Ведь троцкисты отрицали завершенность Октябрьской революции с победой ее в одной стране, России, рассматривая ее, как только первый этап на пути к социалистической революции на Западе и далее везде – в мировом масштабе, во всем мире – пусть и ценой жестоких потерь русских как движителя мировой революции «без узких национальных интересов». Было время, когда была гордость марксистов-революционеров, доказавших возможность победы социализма в Советской России, который, правда, надо было отстаивать в схватках с капиталистическим окружением, с тем же национал-фашизмом Германии, которую натравили на СССР Англия, Франции и США. Ведь троцкисты считали, что если в будущем, после Октябрьской революции, на Западе и во всем мире не победит «диктатура мирового пролетариата», то СССР ждет реставрации капитализма от перерождения бюрократического аппарата рабочего государства.

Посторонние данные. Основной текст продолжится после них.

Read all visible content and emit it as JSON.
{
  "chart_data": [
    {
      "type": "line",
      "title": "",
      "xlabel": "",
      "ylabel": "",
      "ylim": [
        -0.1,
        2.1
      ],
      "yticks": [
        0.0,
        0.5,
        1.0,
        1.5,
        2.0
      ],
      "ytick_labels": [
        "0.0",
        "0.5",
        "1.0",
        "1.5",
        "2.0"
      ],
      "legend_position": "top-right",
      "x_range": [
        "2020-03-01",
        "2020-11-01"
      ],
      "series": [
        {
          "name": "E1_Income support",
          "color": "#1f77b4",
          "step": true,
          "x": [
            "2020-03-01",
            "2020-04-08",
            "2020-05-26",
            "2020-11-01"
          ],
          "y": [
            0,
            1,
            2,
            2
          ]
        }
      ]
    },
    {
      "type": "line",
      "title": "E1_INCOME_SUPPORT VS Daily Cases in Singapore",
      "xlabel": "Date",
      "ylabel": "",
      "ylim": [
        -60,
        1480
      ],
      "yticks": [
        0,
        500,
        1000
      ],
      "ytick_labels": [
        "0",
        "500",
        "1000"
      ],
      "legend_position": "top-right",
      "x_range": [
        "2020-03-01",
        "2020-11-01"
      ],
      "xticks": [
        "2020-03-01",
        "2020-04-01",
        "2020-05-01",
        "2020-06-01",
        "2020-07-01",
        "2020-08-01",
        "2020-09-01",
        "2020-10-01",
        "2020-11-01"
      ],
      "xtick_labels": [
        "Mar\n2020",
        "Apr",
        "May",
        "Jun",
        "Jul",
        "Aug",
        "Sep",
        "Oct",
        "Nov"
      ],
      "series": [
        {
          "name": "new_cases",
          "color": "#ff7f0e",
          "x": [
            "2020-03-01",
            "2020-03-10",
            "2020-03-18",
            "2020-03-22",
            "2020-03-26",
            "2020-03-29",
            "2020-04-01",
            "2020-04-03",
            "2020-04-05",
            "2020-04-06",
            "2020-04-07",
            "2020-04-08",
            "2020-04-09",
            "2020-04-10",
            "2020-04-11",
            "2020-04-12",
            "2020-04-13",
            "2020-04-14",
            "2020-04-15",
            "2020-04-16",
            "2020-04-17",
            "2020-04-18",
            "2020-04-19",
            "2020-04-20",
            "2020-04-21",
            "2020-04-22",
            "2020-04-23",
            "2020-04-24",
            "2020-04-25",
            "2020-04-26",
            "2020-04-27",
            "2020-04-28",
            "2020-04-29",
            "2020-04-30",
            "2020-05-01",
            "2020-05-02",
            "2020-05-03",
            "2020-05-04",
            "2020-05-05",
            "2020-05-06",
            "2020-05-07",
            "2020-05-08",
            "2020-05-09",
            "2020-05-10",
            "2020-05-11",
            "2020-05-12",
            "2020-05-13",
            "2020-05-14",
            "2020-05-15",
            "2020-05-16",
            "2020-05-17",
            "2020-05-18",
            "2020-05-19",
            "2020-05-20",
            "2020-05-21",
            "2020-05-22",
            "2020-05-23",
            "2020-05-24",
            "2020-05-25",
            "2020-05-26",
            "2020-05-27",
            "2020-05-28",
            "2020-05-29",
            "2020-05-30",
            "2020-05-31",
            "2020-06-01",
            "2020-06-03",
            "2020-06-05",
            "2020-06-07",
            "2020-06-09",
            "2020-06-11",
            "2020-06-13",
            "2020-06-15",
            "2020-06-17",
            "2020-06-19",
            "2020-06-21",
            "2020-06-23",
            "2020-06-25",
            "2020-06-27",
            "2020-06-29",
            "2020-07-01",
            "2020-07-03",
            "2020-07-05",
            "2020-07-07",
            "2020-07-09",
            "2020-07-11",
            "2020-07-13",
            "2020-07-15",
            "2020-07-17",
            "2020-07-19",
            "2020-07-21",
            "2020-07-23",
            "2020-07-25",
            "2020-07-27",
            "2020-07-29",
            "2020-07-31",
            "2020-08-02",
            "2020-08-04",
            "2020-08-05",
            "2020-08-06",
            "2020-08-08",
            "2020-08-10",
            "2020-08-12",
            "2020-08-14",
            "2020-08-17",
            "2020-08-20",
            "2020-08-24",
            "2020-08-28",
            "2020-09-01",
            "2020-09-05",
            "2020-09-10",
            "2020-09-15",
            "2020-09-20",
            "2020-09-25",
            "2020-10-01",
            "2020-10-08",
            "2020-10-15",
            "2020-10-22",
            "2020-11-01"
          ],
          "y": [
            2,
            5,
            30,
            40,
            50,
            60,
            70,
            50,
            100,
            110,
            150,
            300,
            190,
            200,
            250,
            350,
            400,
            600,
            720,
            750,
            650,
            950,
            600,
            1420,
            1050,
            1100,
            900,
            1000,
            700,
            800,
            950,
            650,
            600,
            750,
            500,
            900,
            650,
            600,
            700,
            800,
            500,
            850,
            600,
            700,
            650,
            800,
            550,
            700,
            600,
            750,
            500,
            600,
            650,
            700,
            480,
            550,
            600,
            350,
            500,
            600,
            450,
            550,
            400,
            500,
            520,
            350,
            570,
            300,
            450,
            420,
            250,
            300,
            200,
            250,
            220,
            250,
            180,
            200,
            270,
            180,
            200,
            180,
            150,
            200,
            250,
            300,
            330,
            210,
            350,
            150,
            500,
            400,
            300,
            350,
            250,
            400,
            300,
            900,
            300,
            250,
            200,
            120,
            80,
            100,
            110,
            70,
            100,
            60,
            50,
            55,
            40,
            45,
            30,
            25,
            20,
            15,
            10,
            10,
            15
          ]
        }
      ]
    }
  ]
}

Как тут не вспомнить отмену Куусиненом-Хрущевым «диктатуры пролетариата» в программе КПСС строителей коммунизма, с бюрократизацией изолированного рабочего государства, и превращение партийной и управленческой бюрократии во всесильную привилегированную касту, – и от её перерождения и вырождения следует опровержение изолированного социализма и капиталистическая реставрация со всеми эксцессами частной собственности. Что поделаешь, надо видеть плюсы и минусы прогноза троцкистов с их идеей перманентной революции. Либо смириться с отечественной и мировой бюрократией, отбросившей в ходе геополитической катастрофы с тектоническим сдвигом общества и сознания, Россию к капитализму, либо производительный «рабочий» класс разгромит бюрократию и паразитическую буржуазию и откроет прорывный путь и выход к социализму и коммунизму. Задержка пролетарской революции в развитых империалистических странах Запада и Востока, реставрация капитализма в России и бывших странах СССР, несомненно, помешала и воспрепятствовала колониальной революции в мире. Для того, чтобы колониальным и развитым странам встать на революционный путь развития, настолько быстро и настолько сознательно, насколько возможно при воплощении прорывной вневременной «идеи фикс» перманентной революции с Эдиповыми сюжетами, убиения отцов-вождей сыновьями-бунтовщиками, становящихся любовниками капиталистических матерей, – под влиянием победного восстания или победы революции над контрреволюцией, без войн между братскими народами, всеми народами мира.